Internet, chasse gardée de l’élite
L’accès au World Wide Web, dans ce pays coupé du monde, n’est accessible qu’à une faible minorité : quelques membres haut placés du régime et les diplomates étrangers, grâce uniquement, au moins jusqu’à la fin 2010, à une liaison satellite avec des serveurs basés à l’étranger. L’immense majorité de la population est maintenue à l’écart du Web. Une minorité a accès à un intranet comptant une boîte de réception d’emails, quelques sites d’informations relayant la propagande du régime et un navigateur qui donne accès aux pages web des banques de données des trois plus grandes bibliothèques du pays : la Grande Maison d’études du peuple et les Universités Kim Il-sung et Kim Chaek. Cet intranet est réservé à des universitaires, des hommes d’affaires et des hauts fonctionnaires qui ont obtenu une autorisation spéciale.

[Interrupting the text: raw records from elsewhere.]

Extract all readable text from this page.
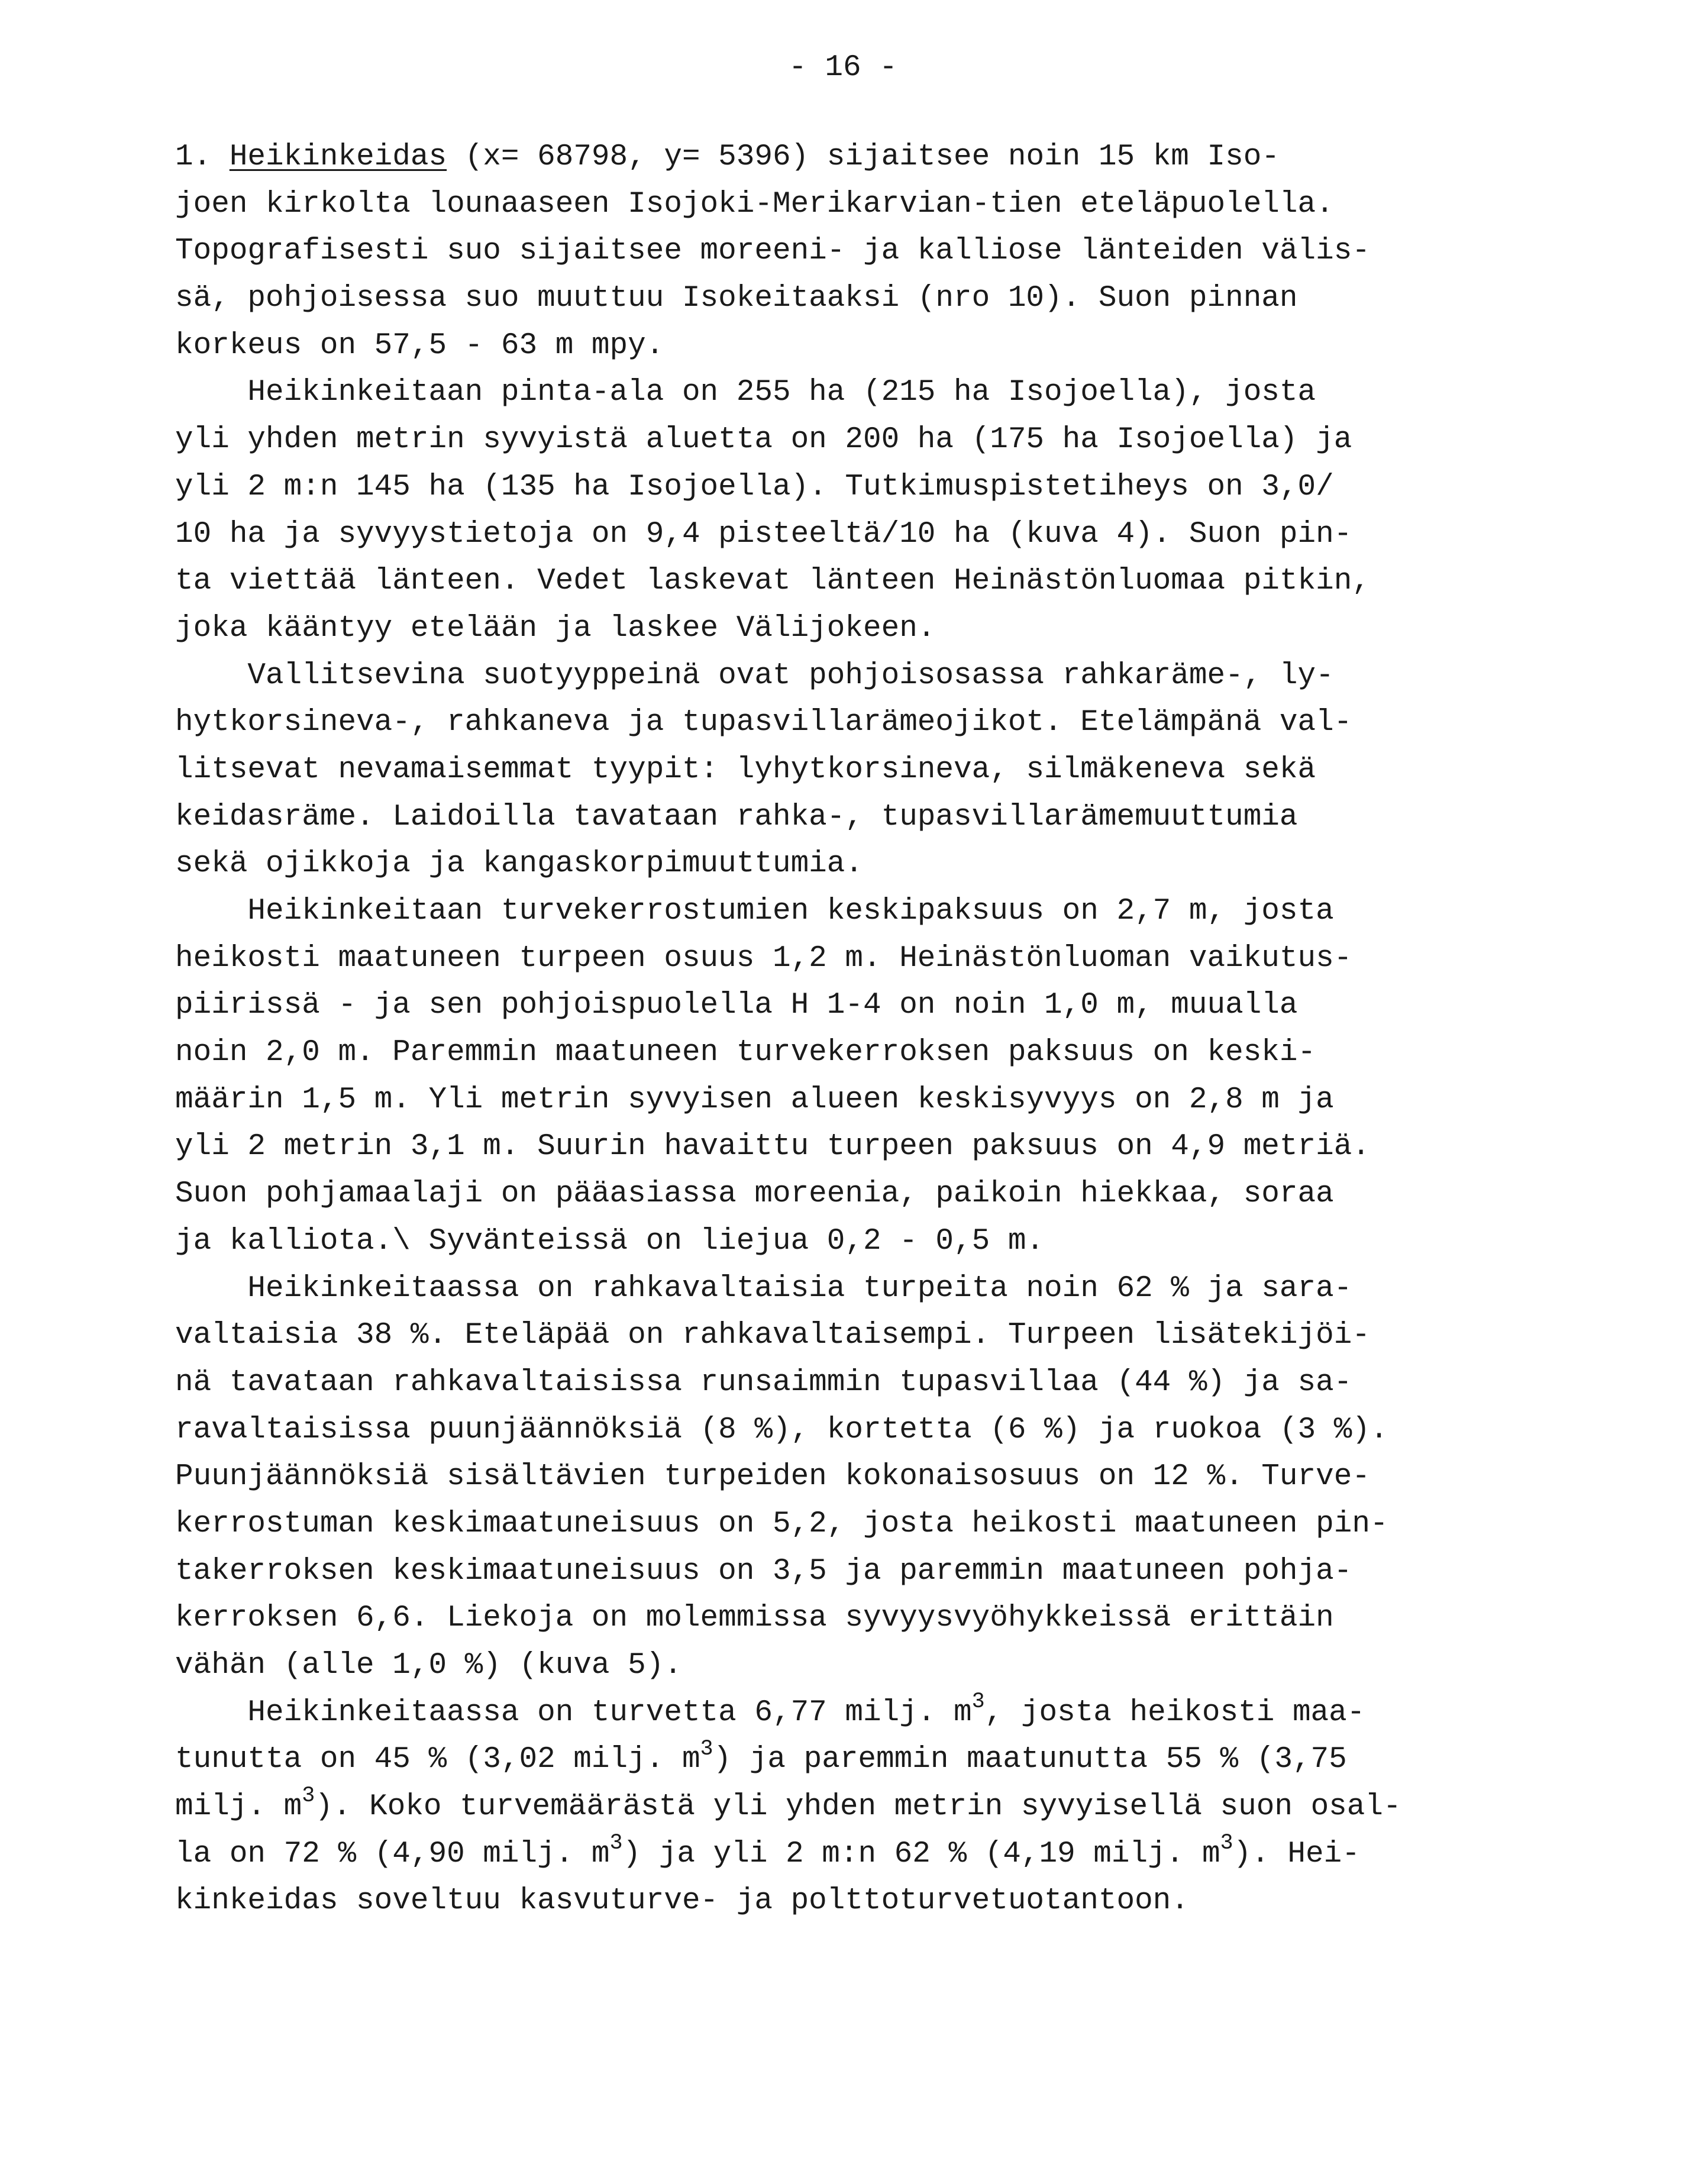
- 16 -
1. Heikinkeidas (x= 68798, y= 5396) sijaitsee noin 15 km Iso-
joen kirkolta lounaaseen Isojoki-Merikarvian-tien eteläpuolella.
Topografisesti suo sijaitsee moreeni- ja kalliose länteiden välis-
sä, pohjoisessa suo muuttuu Isokeitaaksi (nro 10). Suon pinnan
korkeus on 57,5 - 63 m mpy.
Heikinkeitaan pinta-ala on 255 ha (215 ha Isojoella), josta
yli yhden metrin syvyistä aluetta on 200 ha (175 ha Isojoella) ja
yli 2 m:n 145 ha (135 ha Isojoella). Tutkimuspistetiheys on 3,0/
10 ha ja syvyystietoja on 9,4 pisteeltä/10 ha (kuva 4). Suon pin-
ta viettää länteen. Vedet laskevat länteen Heinästönluomaa pitkin,
joka kääntyy etelään ja laskee Välijokeen.
Vallitsevina suotyyppeinä ovat pohjoisosassa rahkaräme-, ly-
hytkorsineva-, rahkaneva ja tupasvillarämeojikot. Etelämpänä val-
litsevat nevamaisemmat tyypit: lyhytkorsineva, silmäkeneva sekä
keidasräme. Laidoilla tavataan rahka-, tupasvillarämemuuttumia
sekä ojikkoja ja kangaskorpimuuttumia.
Heikinkeitaan turvekerrostumien keskipaksuus on 2,7 m, josta
heikosti maatuneen turpeen osuus 1,2 m. Heinästönluoman vaikutus-
piirissä - ja sen pohjoispuolella H 1-4 on noin 1,0 m, muualla
noin 2,0 m. Paremmin maatuneen turvekerroksen paksuus on keski-
määrin 1,5 m. Yli metrin syvyisen alueen keskisyvyys on 2,8 m ja
yli 2 metrin 3,1 m. Suurin havaittu turpeen paksuus on 4,9 metriä.
Suon pohjamaalaji on pääasiassa moreenia, paikoin hiekkaa, soraa
ja kalliota.\ Syvänteissä on liejua 0,2 - 0,5 m.
Heikinkeitaassa on rahkavaltaisia turpeita noin 62 % ja sara-
valtaisia 38 %. Eteläpää on rahkavaltaisempi. Turpeen lisätekijöi-
nä tavataan rahkavaltaisissa runsaimmin tupasvillaa (44 %) ja sa-
ravaltaisissa puunjäännöksiä (8 %), kortetta (6 %) ja ruokoa (3 %).
Puunjäännöksiä sisältävien turpeiden kokonaisosuus on 12 %. Turve-
kerrostuman keskimaatuneisuus on 5,2, josta heikosti maatuneen pin-
takerroksen keskimaatuneisuus on 3,5 ja paremmin maatuneen pohja-
kerroksen 6,6. Liekoja on molemmissa syvyysvyöhykkeissä erittäin
vähän (alle 1,0 %) (kuva 5).
Heikinkeitaassa on turvetta 6,77 milj. $m^3$, josta heikosti maa-
tunutta on 45 % (3,02 milj. $m^3$) ja paremmin maatunutta 55 % (3,75
milj. $m^3$). Koko turvemäärästä yli yhden metrin syvyisellä suon osal-
la on 72 % (4,90 milj. $m^3$) ja yli 2 m:n 62 % (4,19 milj. $m^3$). Hei-
kinkeidas soveltuu kasvuturve- ja polttoturvetuotantoon.
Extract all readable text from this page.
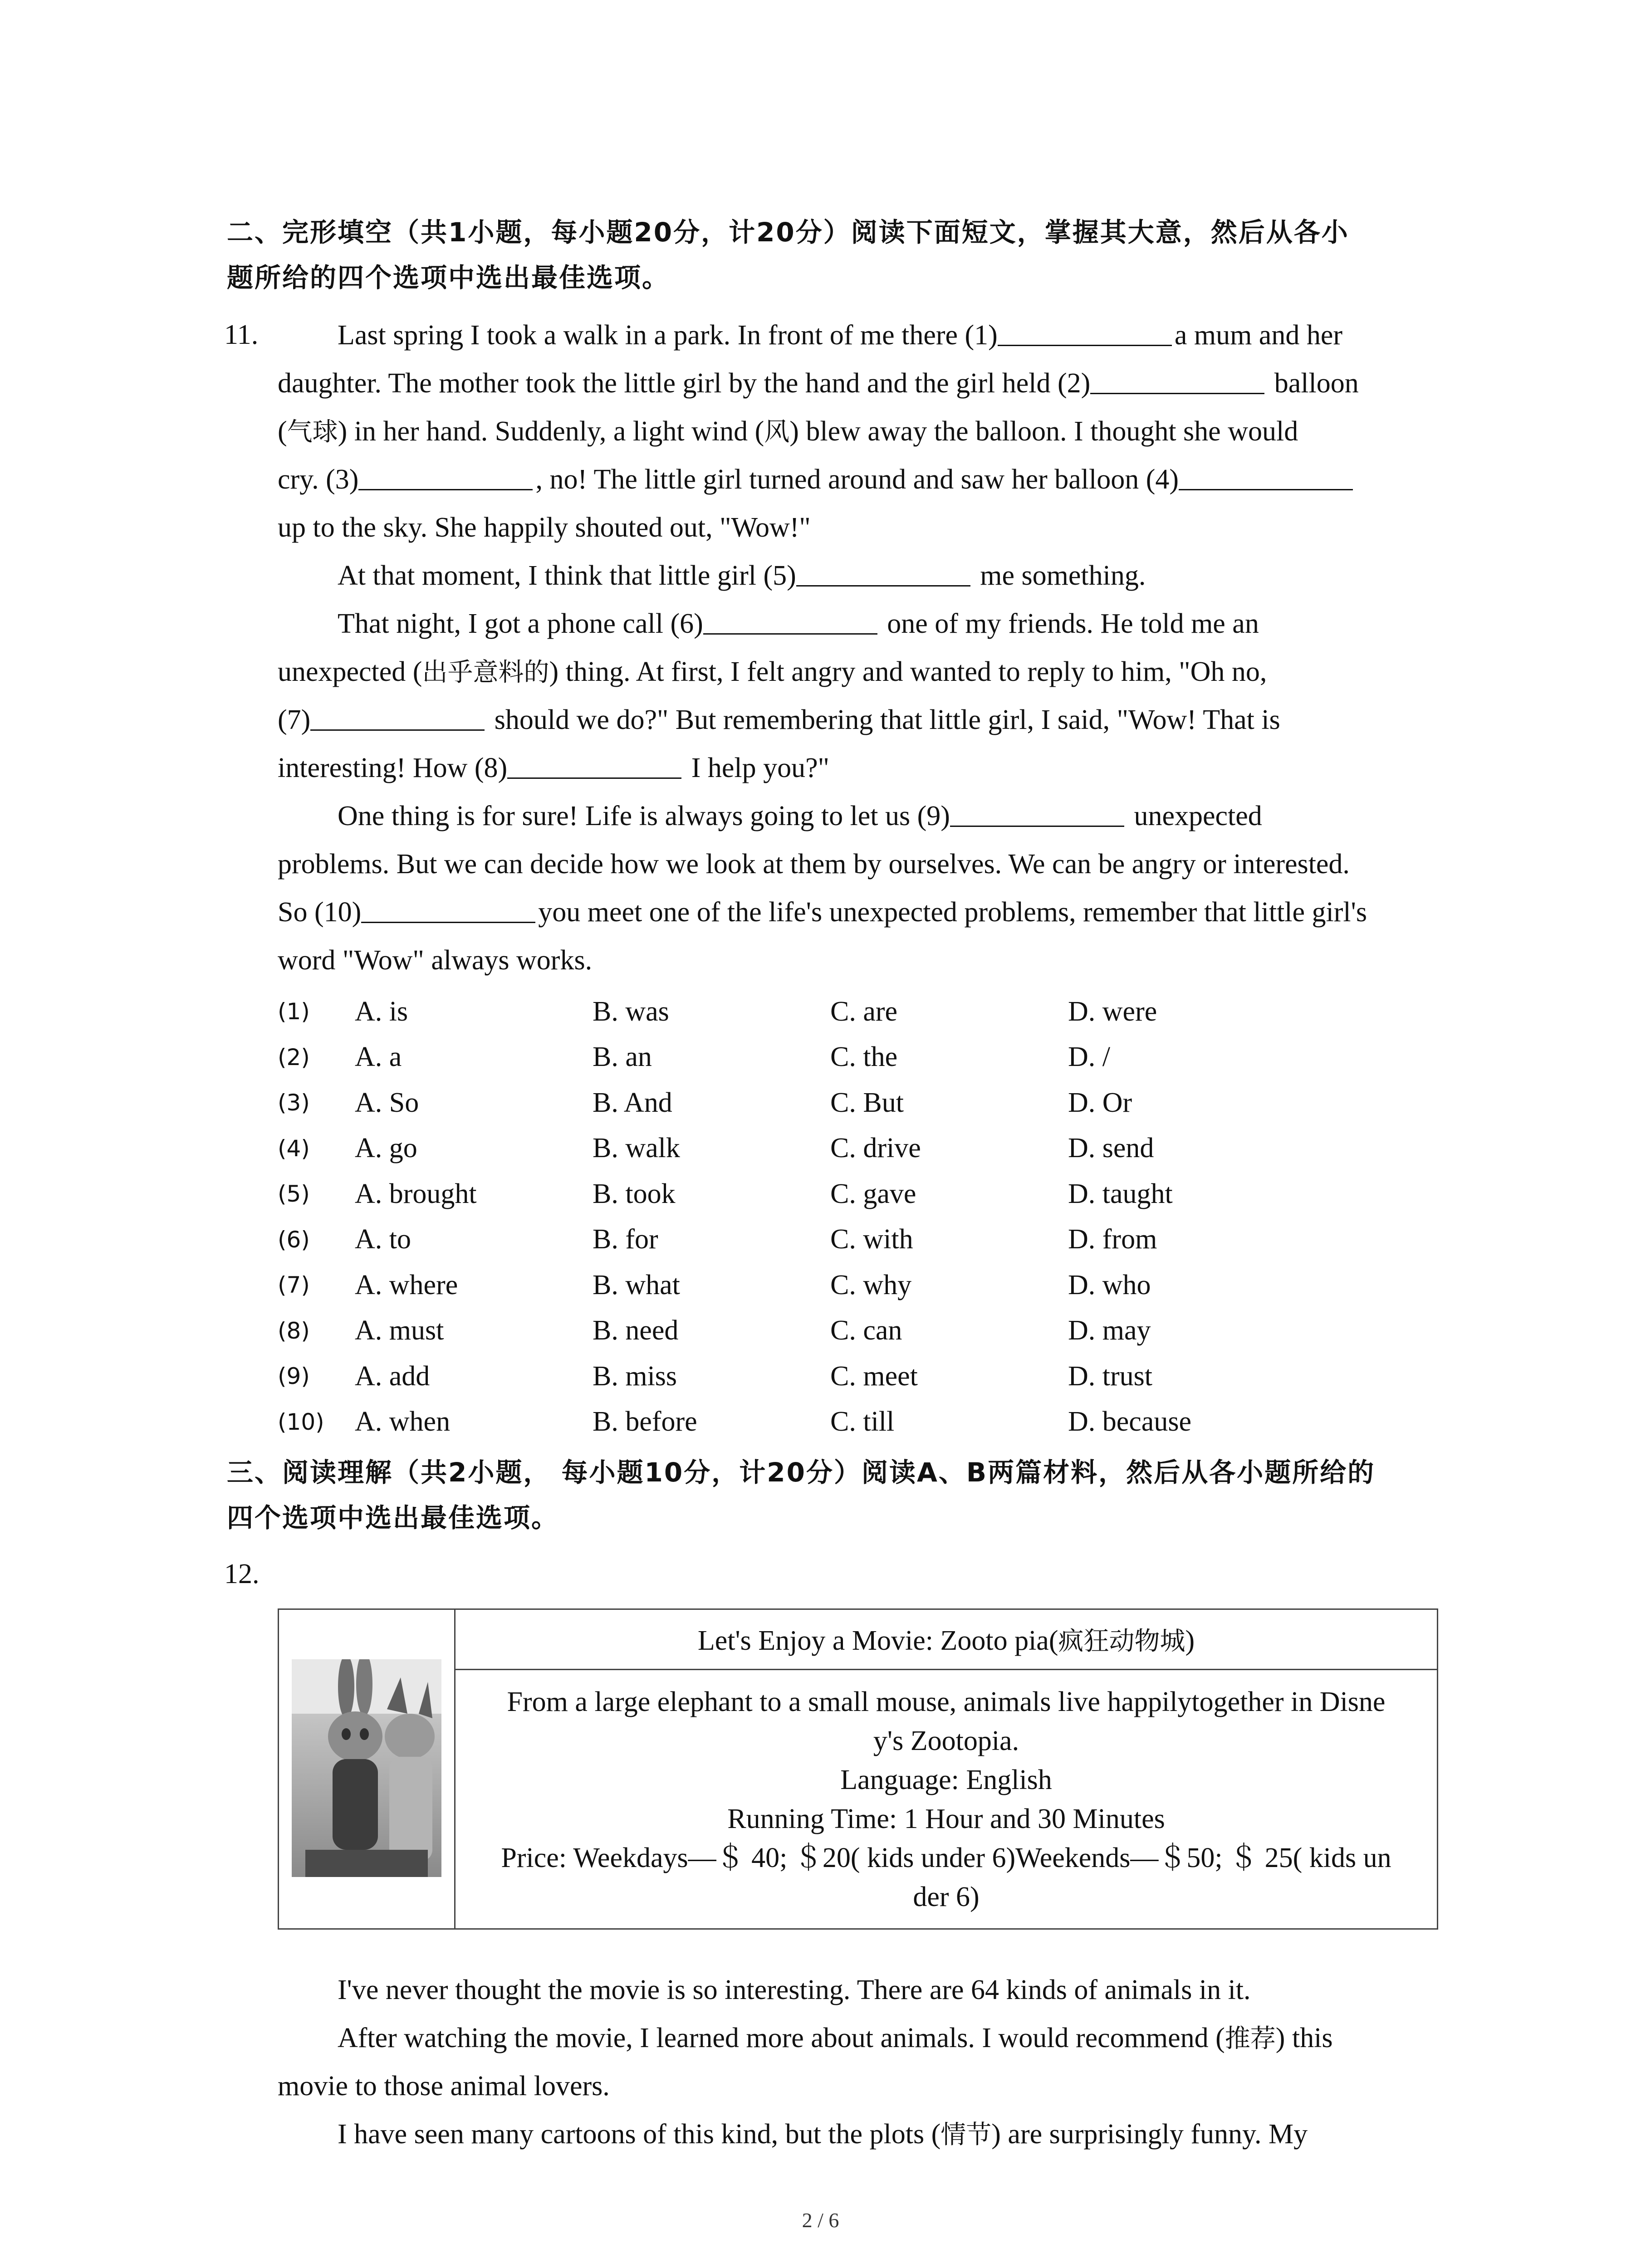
二、完形填空（共1小题，每小题20分，计20分）阅读下面短文，掌握其大意，然后从各小
题所给的四个选项中选出最佳选项。
11.	Last spring I took a walk in a park. In front of me there (1)	a mum and her
daughter. The mother took the little girl by the hand and the girl held (2)	balloon
(气球) in her hand. Suddenly, a light wind (风) blew away the balloon. I thought she would
cry. (3)	, no! The little girl turned around and saw her balloon (4)
up to the sky. She happily shouted out, "Wow!"
At that moment, I think that little girl (5)	me something.
That night, I got a phone call (6)	one of my friends. He told me an
unexpected (出乎意料的) thing. At first, I felt angry and wanted to reply to him, "Oh no,
(7)	should we do?" But remembering that little girl, I said, "Wow! That is
interesting! How (8)	I help you?"
One thing is for sure! Life is always going to let us (9)	unexpected
problems. But we can decide how we look at them by ourselves. We can be angry or interested.
So (10)	you meet one of the life's unexpected problems, remember that little girl's
word "Wow" always works.
(1)	A. is	B. was	C. are	D. were
(2)	A. a	B. an	C. the	D. /
(3)	A. So	B. And	C. But	D. Or
(4)	A. go	B. walk	C. drive	D. send
(5)	A. brought	B. took	C. gave	D. taught
(6)	A. to	B. for	C. with	D. from
(7)	A. where	B. what	C. why	D. who
(8)	A. must	B. need	C. can	D. may
(9)	A. add	B. miss	C. meet	D. trust
(10)	A. when	B. before	C. till	D. because
三、阅读理解（共2小题， 每小题10分，计20分）阅读A、B两篇材料，然后从各小题所给的
四个选项中选出最佳选项。
12.
	Let's Enjoy a Movie: Zooto pia(疯狂动物城)

From a large elephant to a small mouse, animals live happilytogether in Disne
y's Zootopia.
Language: English
Running Time: 1 Hour and 30 Minutes
Price: Weekdays—＄ 40; ＄20( kids under 6)Weekends—＄50; ＄ 25( kids un
der 6)
I've never thought the movie is so interesting. There are 64 kinds of animals in it.
After watching the movie, I learned more about animals. I would recommend (推荐) this
movie to those animal lovers.
I have seen many cartoons of this kind, but the plots (情节) are surprisingly funny. My
2 / 6
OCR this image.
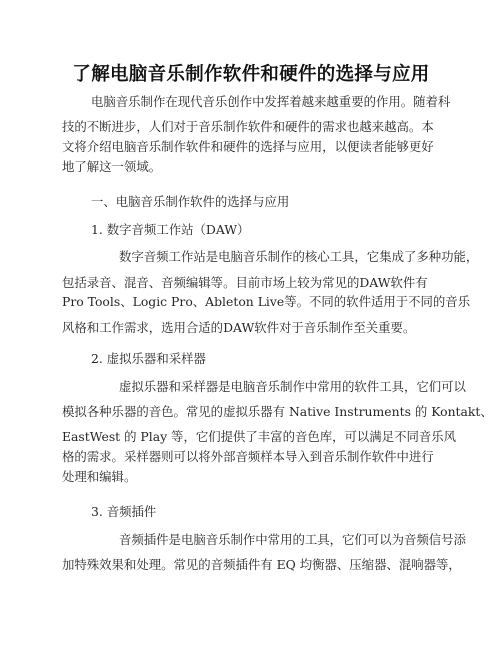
了解电脑音乐制作软件和硬件的选择与应用
电脑音乐制作在现代音乐创作中发挥着越来越重要的作用。随着科
技的不断进步，人们对于音乐制作软件和硬件的需求也越来越高。本
文将介绍电脑音乐制作软件和硬件的选择与应用，以便读者能够更好
地了解这一领域。
一、电脑音乐制作软件的选择与应用
1. 数字音频工作站（DAW）
数字音频工作站是电脑音乐制作的核心工具，它集成了多种功能，
包括录音、混音、音频编辑等。目前市场上较为常见的DAW软件有
Pro Tools、Logic Pro、Ableton Live等。不同的软件适用于不同的音乐
风格和工作需求，选用合适的DAW软件对于音乐制作至关重要。
2. 虚拟乐器和采样器
虚拟乐器和采样器是电脑音乐制作中常用的软件工具，它们可以
模拟各种乐器的音色。常见的虚拟乐器有 Native Instruments 的 Kontakt、
EastWest 的 Play 等，它们提供了丰富的音色库，可以满足不同音乐风
格的需求。采样器则可以将外部音频样本导入到音乐制作软件中进行
处理和编辑。
3. 音频插件
音频插件是电脑音乐制作中常用的工具，它们可以为音频信号添
加特殊效果和处理。常见的音频插件有 EQ 均衡器、压缩器、混响器等，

Ces derniers mois, des informations provenant du World Wide Web et triées sur le volet ont été rendues disponibles sur l’intranet. Des universités seraient en mesure d’utiliser des logiciels libres téléchargés depuis le Web. Les rares cybercafés de la capitale sont principalement utilisés comme des lieux de divertissement, grâce à leurs points d’accès à des ordinateurs et à des jeux. En revanche, quand des étrangers sont invités en Corée du Nord, le régime sort le grand jeu. A l’occasion du 65ème anniversaire de la fondation du Parti des travailleurs de Corée, en octobre 2010, les quelque 80 journalistes étrangers invités pour couvrir la parade militaire bénéficiaient d’un accès total à Internet depuis l’hôtel Koryo qui les hébergeait. Cette parade a marqué les débuts officiels de Kim Jong Un, le fils de Kim Jong Il, en tant qu’héritier désigné, désormais membre du comité central du parti et de la Commission militaire centrale. Coïncidant avec ces célébrations, la Corée du Nord aurait, en octobre 2010, effectué sa première connexion au World Wide Web depuis son sol, comme l’explique Martyn Williams d’IDG News Services. Premières connexions directes au World Wide Web depuis la Corée du Nord ?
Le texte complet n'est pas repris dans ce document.